Oral histories have long been a way for archivists, ethnographers, cultural historians, activists, and others to document practices and experiences that are process-oriented, ephemeral, subjugated, or are in some way left to the margins of the textual historical record. Traditionally, the oral historian will conduct the interview with the participant in a familiar place and after the events and experiences to be recorded have occurred, whether these are from the distant or more recent past. The participant recounts memories and stories and the interviewer digs deeper into these memories with further questions.
Both changes in technology and shifts in the concerns of archivists and marginal communities have begun to push this old model into new places. The prevalence of Google docs and Skype have made new kinds of interview structures possible. Movements such as Occupy Wall Street and the Arab Spring have pushed the necessity of recording oral narratives increasingly closer to the moment of the event itself. I want to hold a discussion on new possibilities for oral histories: what are new ways in which oral histories are being recorded? are new kinds of relationships forming between interviewers and participants?
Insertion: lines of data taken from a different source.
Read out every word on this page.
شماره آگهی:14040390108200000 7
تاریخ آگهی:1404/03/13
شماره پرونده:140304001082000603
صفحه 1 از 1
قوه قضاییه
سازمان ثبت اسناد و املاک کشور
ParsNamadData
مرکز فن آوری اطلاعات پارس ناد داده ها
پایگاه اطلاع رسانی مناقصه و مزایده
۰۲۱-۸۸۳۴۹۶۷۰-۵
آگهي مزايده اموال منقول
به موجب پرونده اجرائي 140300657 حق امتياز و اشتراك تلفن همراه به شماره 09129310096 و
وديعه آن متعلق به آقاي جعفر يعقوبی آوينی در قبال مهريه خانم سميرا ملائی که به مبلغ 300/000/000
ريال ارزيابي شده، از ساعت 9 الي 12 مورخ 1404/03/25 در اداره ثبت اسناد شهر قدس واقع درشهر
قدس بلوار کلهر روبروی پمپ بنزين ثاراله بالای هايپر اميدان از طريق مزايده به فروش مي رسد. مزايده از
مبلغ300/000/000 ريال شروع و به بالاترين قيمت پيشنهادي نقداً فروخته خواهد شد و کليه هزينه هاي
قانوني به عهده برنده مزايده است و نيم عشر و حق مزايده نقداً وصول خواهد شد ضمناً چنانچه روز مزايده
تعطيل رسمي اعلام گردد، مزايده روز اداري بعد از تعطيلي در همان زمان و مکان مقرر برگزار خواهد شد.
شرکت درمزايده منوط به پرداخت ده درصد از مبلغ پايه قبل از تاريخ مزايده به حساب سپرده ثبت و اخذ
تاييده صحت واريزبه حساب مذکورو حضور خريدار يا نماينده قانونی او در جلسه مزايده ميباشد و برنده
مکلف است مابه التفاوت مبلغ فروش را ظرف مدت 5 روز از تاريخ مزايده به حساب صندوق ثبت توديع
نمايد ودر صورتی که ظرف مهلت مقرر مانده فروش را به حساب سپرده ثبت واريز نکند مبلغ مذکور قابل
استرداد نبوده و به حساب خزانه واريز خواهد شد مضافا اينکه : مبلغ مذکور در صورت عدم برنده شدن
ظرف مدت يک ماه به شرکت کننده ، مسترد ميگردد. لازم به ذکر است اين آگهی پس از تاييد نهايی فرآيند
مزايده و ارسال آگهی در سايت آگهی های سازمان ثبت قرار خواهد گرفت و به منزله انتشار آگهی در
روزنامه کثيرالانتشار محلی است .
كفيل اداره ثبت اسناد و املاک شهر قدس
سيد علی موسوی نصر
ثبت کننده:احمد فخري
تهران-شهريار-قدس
Personally, I have begun working on a project to document ephemeral artwork by conducting oral history interviews with attendees at exhibitions of performance and process based art. While I am not yet ready to fully present on this project, I would be able to discuss my thoughts behind it and findings so far. Rather than formally presenting on this project, I would like to use this to stage a discussion with other conference goers on the changing landscape of oral histories. I want to hear about others’ experiences with the changing role for oral histories in community archives.